Child Marriage: culture, morality and future of society

Watch Animation on Youtube Free:

When a nation turns a child into a bride, it turns its future into a hell. Irrespective of the differences in culture, language, ethnicity, religion and geographical position, child marriage has become a global problem, which is practised in different parts of the world. From Niger, Bangladesh to Iraq, child marriage is a common practice in Africa, Asia, Latin America, the Middle East and even in Europe. While some might argue that child marriage is an integral part of their culture and religion, there is little doubt that the practice clearly indicates global gender inequalities, violence against women and poverty, to say the least.

With Niger and Bangladesh occupy the topmost positions in the child marriage menace globally, as many as over 700 million women were victims of child marriage as children, according to the UNO research. That says much how magnitude the child marriage problem is. Generally, in countries where child marriage is being practised, it is believed that child marriage to an older man offers the girl protection by the older husband. But that assumption seems not to be the whole story. Often, these young girls are victims of violence – physically, mentally, sexually and otherwise – in the hands of their much older husbands who see their baby wives as their properties and treat them as slaves, without fear of losing them. Furthermore, the girl brides face life-threatening health problems during and after pregnancy because their bodies are still biologically too young to carry a baby.

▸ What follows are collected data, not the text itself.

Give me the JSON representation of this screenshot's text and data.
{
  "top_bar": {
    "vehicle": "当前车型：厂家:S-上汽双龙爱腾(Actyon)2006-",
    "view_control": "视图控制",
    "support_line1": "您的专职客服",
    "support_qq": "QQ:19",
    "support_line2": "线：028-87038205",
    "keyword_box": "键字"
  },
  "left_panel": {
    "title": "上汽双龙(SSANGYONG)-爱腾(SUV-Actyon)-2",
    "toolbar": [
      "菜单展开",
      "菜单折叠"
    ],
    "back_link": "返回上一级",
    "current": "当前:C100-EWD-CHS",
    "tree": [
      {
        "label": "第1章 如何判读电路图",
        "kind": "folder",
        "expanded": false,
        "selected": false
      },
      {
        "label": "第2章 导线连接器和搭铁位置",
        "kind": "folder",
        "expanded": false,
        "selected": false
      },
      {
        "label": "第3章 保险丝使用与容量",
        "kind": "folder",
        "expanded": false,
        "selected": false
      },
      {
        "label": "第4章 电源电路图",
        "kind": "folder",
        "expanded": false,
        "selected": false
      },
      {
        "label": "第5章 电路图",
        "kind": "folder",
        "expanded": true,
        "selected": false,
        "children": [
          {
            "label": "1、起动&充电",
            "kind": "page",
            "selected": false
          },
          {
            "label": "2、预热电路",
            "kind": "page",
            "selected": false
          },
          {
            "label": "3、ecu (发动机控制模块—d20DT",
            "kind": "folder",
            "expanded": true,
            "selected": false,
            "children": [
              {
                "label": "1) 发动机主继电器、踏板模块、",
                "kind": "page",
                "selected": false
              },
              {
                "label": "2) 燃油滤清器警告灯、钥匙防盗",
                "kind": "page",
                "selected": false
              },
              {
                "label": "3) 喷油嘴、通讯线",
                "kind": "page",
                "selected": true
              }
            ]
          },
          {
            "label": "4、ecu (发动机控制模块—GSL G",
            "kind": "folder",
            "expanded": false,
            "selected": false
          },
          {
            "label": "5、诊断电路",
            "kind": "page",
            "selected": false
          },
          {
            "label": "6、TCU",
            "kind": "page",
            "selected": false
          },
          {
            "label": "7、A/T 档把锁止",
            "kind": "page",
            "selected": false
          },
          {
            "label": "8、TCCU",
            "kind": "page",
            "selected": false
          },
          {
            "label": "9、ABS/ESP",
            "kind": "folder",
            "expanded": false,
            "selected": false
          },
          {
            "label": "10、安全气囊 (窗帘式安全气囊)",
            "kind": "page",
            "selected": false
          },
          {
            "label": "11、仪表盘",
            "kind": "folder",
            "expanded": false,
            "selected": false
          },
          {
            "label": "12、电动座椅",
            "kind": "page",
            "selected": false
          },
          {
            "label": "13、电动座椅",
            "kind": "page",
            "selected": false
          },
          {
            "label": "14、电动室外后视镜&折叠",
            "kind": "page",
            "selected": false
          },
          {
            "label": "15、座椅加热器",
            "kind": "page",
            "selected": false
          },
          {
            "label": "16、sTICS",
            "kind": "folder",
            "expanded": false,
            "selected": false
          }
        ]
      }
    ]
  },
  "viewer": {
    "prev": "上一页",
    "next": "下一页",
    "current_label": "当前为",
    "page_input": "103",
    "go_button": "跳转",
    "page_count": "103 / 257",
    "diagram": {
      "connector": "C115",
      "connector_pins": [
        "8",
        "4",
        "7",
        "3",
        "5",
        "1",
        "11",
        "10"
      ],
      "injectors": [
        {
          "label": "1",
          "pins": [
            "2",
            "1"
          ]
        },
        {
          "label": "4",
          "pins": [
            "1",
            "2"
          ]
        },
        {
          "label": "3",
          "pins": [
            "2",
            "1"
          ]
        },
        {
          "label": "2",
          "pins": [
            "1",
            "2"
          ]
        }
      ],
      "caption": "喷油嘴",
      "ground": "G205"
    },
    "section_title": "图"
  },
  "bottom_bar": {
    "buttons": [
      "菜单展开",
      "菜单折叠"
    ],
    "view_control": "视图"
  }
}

From the economic point of view, many a married girl forfeits perusing their academic goals. The result is that the girls automatically end up being potential mothers and financially and emotionally dependent on their husbands. Nor can they contribute economically much to society.

Although some might argue that not all child marriages constitute slavery, if the girl in question is given freedom, and she is not exploited by the husband. That argument loses its strength when examined through the prism of maturity, having in mind that the child brides are generally too young to make a choice in life. As such, they should not have been forced into marriage at that ripe age, when they still cannot decide for themselves what they want in life.

Many experts have argued that banning marriage for girls under the age of 18 is a good step in the right direction if we want to reduce girl marriage around the world. At least at the age of 18, it is generally believed that one is mature enough to take decisions in their lives.

Happily, according to the latest statistics from the UNICEF, child marriage is decreasing globally with the percentage of women married before the age of 18 descending from 33% to 26% between 1985 and 2010. This is good news. But more needs to be done to create awareness of the danger of child marriage, as well as end the practice.

Regardless, the one thing is sure: When a nation turns a child into a bride, it turns its future into a hell.